[The 90’s raw: Matt York]

Raw footage for the award-winning series The 90's. Matt York, founder, publisher and editor of Videomaker magazine, talks about the power of video and television.

00:00Copy video clip URL The tape opens as York describes his experience of being on the Bozo show as a young child, in comparison to his children’s experiences. York sits in front of a map of Indonesia.

00:30Copy video clip URL They start over, and York repeats his story about Bozo. “I felt I was just as important as Walter Cronkite [because I was on TV]… My son had a very different experience, since he was on video since he was very little, he had seen himself on a TV screen.”

01:44Copy video clip URL Videomaker Starr Sutherland asks about York’s motives in starting Videomaker magazine, and York says that he took a sabbatical from video, and when he came back to the video scene, he was impressed by the new technology. He began a newsletter, and quickly expanded it to be a national magazine. “I was very much underestimating the significance, or the difficulty of [making a magazine]… but I was simply an agent on a mission.”

04:23Copy video clip URL Videomaker began as an idea in 1984. York describes the audience of his magazine: amateurs who are deciding what to buy, enthusiastic hobbyists, enthusiasts who may have some income from videomaking, semi-professionals, and video professionals. He also says the majority of his readers are male, though he doesn’t know why.

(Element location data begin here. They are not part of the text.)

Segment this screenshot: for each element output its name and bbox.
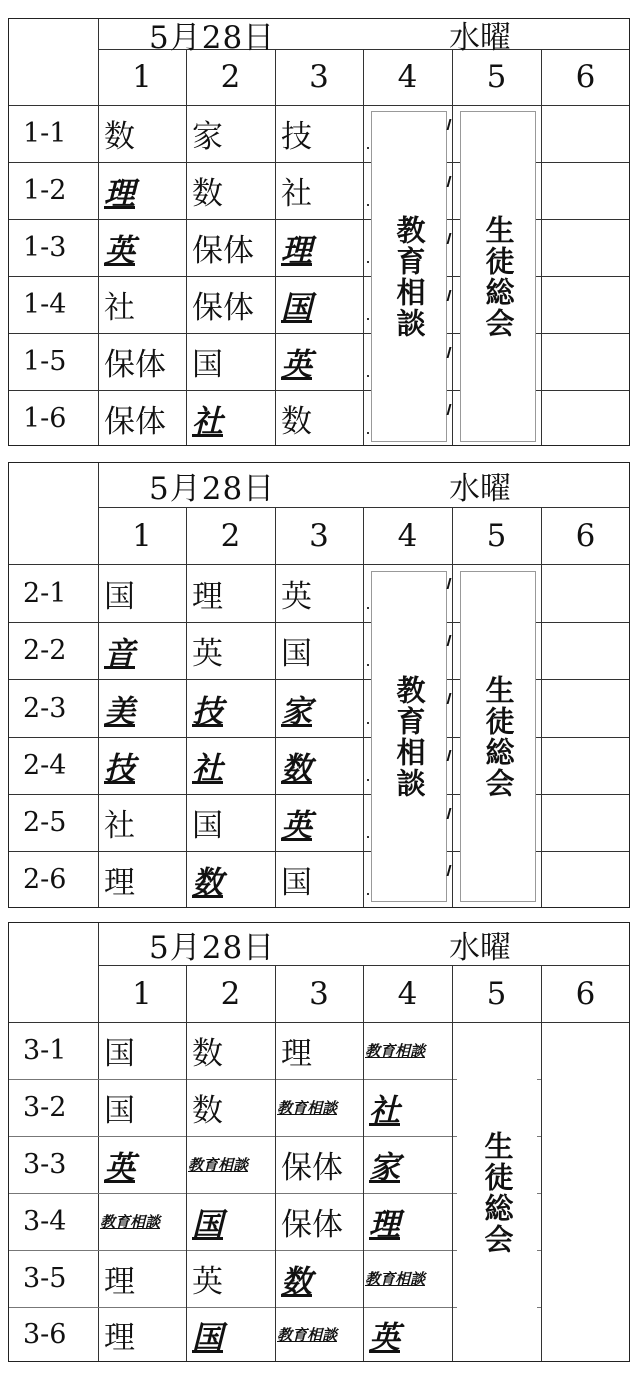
subject-cell: 保体 (281, 1150, 343, 1186)
subject-cell: 理 (192, 578, 223, 615)
subject-cell-changed: 英 (104, 233, 135, 269)
class-label: 2-2 (23, 635, 67, 666)
class-label: 1-2 (23, 175, 67, 206)
subject-cell: 理 (104, 1264, 135, 1300)
subject-cell-changed: 技 (192, 693, 223, 730)
period-header-2: 2 (220, 975, 241, 1012)
subject-cell-changed: 数 (192, 865, 223, 901)
period-header-3: 3 (309, 59, 329, 95)
subject-cell: 国 (104, 1036, 135, 1072)
class-label: 1-5 (23, 346, 67, 377)
merged-text: 教育相談 (392, 674, 427, 799)
period-header-4: 4 (397, 975, 418, 1012)
subject-cell-changed: 英 (281, 808, 312, 844)
subject-cell-changed: 国 (192, 1320, 223, 1356)
subject-cell-counseling: 教育相談 (365, 1042, 426, 1060)
subject-cell: 保体 (192, 233, 254, 269)
subject-cell: 数 (192, 176, 223, 212)
subject-cell-counseling: 教育相談 (277, 1326, 338, 1344)
merged-cell-counseling (371, 571, 447, 902)
period-header-3: 3 (309, 975, 329, 1012)
subject-cell-changed: 英 (369, 1320, 400, 1356)
subject-cell-changed: 英 (281, 347, 312, 383)
period-header-4: 4 (397, 517, 418, 554)
timetable-grade-1 (8, 18, 630, 446)
subject-cell-counseling: 教育相談 (100, 1213, 161, 1231)
weekday-label: 水曜 (449, 470, 511, 507)
subject-cell: 英 (192, 636, 223, 672)
subject-cell-counseling: 教育相談 (188, 1156, 249, 1174)
period-header-6: 6 (575, 975, 596, 1012)
timetable-grade-2 (8, 462, 630, 908)
subject-cell-changed: 数 (281, 1264, 312, 1300)
subject-cell: 理 (104, 865, 135, 901)
subject-cell-changed: 国 (281, 290, 312, 326)
subject-cell: 国 (104, 578, 135, 615)
subject-cell-changed: 美 (104, 693, 135, 730)
merged-text: 教育相談 (392, 214, 427, 339)
subject-cell: 社 (104, 808, 135, 844)
subject-cell-changed: 数 (281, 751, 312, 787)
subject-cell-changed: 理 (104, 176, 135, 212)
subject-cell-changed: 家 (281, 693, 312, 730)
period-header-6: 6 (575, 517, 596, 554)
merged-cell-student-assembly (460, 111, 536, 442)
class-label: 3-5 (23, 1263, 67, 1294)
period-header-4: 4 (397, 59, 418, 95)
subject-cell: 数 (281, 403, 312, 440)
subject-cell: 社 (281, 176, 312, 212)
period-header-2: 2 (220, 59, 241, 95)
date-label: 5月28日 (149, 929, 276, 966)
subject-cell-changed: 理 (281, 233, 312, 269)
subject-cell: 数 (192, 1036, 223, 1072)
subject-cell: 国 (281, 636, 312, 672)
class-label: 1-3 (23, 232, 67, 263)
subject-cell-changed: 社 (369, 1093, 400, 1129)
merged-cell-student-assembly (460, 571, 536, 902)
period-header-2: 2 (220, 517, 241, 554)
class-label: 1-1 (23, 118, 67, 149)
subject-cell-changed: 社 (192, 403, 223, 440)
class-label: 1-6 (23, 402, 67, 434)
subject-cell-changed: 国 (192, 1207, 223, 1243)
subject-cell: 国 (192, 808, 223, 844)
subject-cell: 保体 (104, 347, 166, 383)
subject-cell: 理 (281, 1036, 312, 1072)
weekday-label: 水曜 (449, 19, 511, 56)
subject-cell-changed: 家 (369, 1150, 400, 1186)
class-label: 3-1 (23, 1035, 67, 1066)
subject-cell: 保体 (281, 1207, 343, 1243)
subject-cell-counseling: 教育相談 (277, 1099, 338, 1117)
subject-cell: 技 (281, 119, 312, 155)
period-header-5: 5 (486, 517, 507, 554)
subject-cell: 保体 (104, 403, 166, 440)
period-header-6: 6 (575, 59, 596, 95)
subject-cell: 数 (104, 119, 135, 155)
period-header-5: 5 (486, 59, 507, 95)
subject-cell-changed: 英 (104, 1150, 135, 1186)
subject-cell: 国 (104, 1093, 135, 1129)
subject-cell-changed: 技 (104, 751, 135, 787)
subject-cell-changed: 音 (104, 636, 135, 672)
subject-cell: 保体 (192, 290, 254, 326)
subject-cell: 国 (192, 347, 223, 383)
class-label: 1-4 (23, 289, 67, 320)
merged-cell-counseling (371, 111, 447, 442)
timetable-grade-3 (8, 922, 630, 1362)
merged-text: 生徒総会 (481, 674, 516, 799)
class-label: 2-5 (23, 807, 67, 838)
period-header-3: 3 (309, 517, 329, 554)
merged-text: 生徒総会 (480, 1131, 515, 1255)
subject-cell: 家 (192, 119, 223, 155)
subject-cell-counseling: 教育相談 (365, 1270, 426, 1288)
class-label: 2-1 (23, 577, 67, 609)
class-label: 3-4 (23, 1206, 67, 1237)
date-label: 5月28日 (149, 470, 276, 507)
date-label: 5月28日 (149, 19, 276, 56)
class-label: 3-3 (23, 1149, 67, 1180)
merged-cell-student-assembly (457, 1029, 537, 1357)
period-header-1: 1 (132, 59, 152, 95)
subject-cell: 数 (192, 1093, 223, 1129)
class-label: 3-6 (23, 1319, 67, 1350)
subject-cell: 社 (104, 290, 135, 326)
merged-text: 生徒総会 (481, 214, 516, 339)
class-label: 3-2 (23, 1092, 67, 1123)
period-header-5: 5 (486, 975, 507, 1012)
period-header-1: 1 (132, 975, 152, 1012)
class-label: 2-6 (23, 864, 67, 895)
period-header-1: 1 (132, 517, 152, 554)
weekday-label: 水曜 (449, 929, 511, 966)
class-label: 2-4 (23, 750, 67, 781)
subject-cell: 理 (104, 1320, 135, 1356)
subject-cell: 英 (281, 578, 312, 615)
class-label: 2-3 (23, 692, 67, 724)
subject-cell: 国 (281, 865, 312, 901)
subject-cell-changed: 理 (369, 1207, 400, 1243)
subject-cell: 英 (192, 1264, 223, 1300)
subject-cell-changed: 社 (192, 751, 223, 787)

07:33Copy video clip URL Sutherland zooms in on his face, and York describes the magazine as the largest magazine explicitly devoted to the video camera user, and video production by everyday people. “The magazine has nothing to do with sitting on a couch and watching television. It’s really about doing as opposed to watching, active versus passive.”

08:48Copy video clip URL York himself, however, does not do a lot of his own video, mostly shooting for his family. “I’m not chronicling my life, really, as much as a super-avid reader [would be].” When he does videotape, he tries to capture conversations that aren’t usually taped. He is more involved in producing media that has a cultural impact. His clock goes off, briefly interrupting the interview.

11:16Copy video clip URL Sutherland is confused by his devotion to the magazine, and yet his apathy about actually videotaping himself, and York reasons that taping families is merely nostalgic, and thinks there are better uses for the technology.

13:01Copy video clip URL York talks about the opportunity for “the application of video cameras to invoke political change.” He does not advocate any political view in particular, and likes that ideas can be more widespread through the personal use of video. “As we move further through the ’90s, there are going to be so many positions that are able to be captured on video that we’re going to get closer to capturing the truth of things… The truth of the matter will come through if enough people have access to the technology.”

15:25Copy video clip URL Sutherland asks if Rodney King was good for York’s business, and York says that it added to his customer base. He also discusses the invasion of privacy – “that’s the other side of the coin, the danger.” He says personal video use could become a “George Orwell problem.”

17:36Copy video clip URL Sutherland pursues this George Orwell idea, and York talks about it as a “double-edged sword”; though there is a problem with privacy, on the other hand now everyone can have access to camcorders and the aristocracy is not the only group that has the technology.

19:01Copy video clip URL York talks about distribution and enabling users. He talks about The 90’s, which has been successful in “infiltrating a small channel.” He talks about the limitation on access to a wide variety of video content. “When you walk into a good library, you have incredible choices of subject matter by different authors with different opinions. Technically speaking and socially speaking, we should have the same kind of access when we’re sitting in our living room.” He thinks we are moving closer and closer to this end, and cites specific instances and technicalities.

22:27Copy video clip URL York talks briefly about the role of video rental stores, and then about how video should be used for practical things– like learning how to improve one’s home– and is optimistic for the future of TV in enabling people to do this easily. He wants people to be able to decide how they and their children want to spend their time in front of the TV, instead of having advertisements.

28:42Copy video clip URL Sutherland asks if York would call himself a “futurist,” and he responds by saying that he is trying to use capitalist methods to implement his philosophy. He used to doubt capitalism, but thinks that capitalism in check has been working well, at least in his experience of starting a company. He talks about stock in his company, and says, “I was amazed that I could take nothing, and sell it!” He finds it necessary to stay grounded and not get lost in capitalism.

32:10Copy video clip URL End of tape.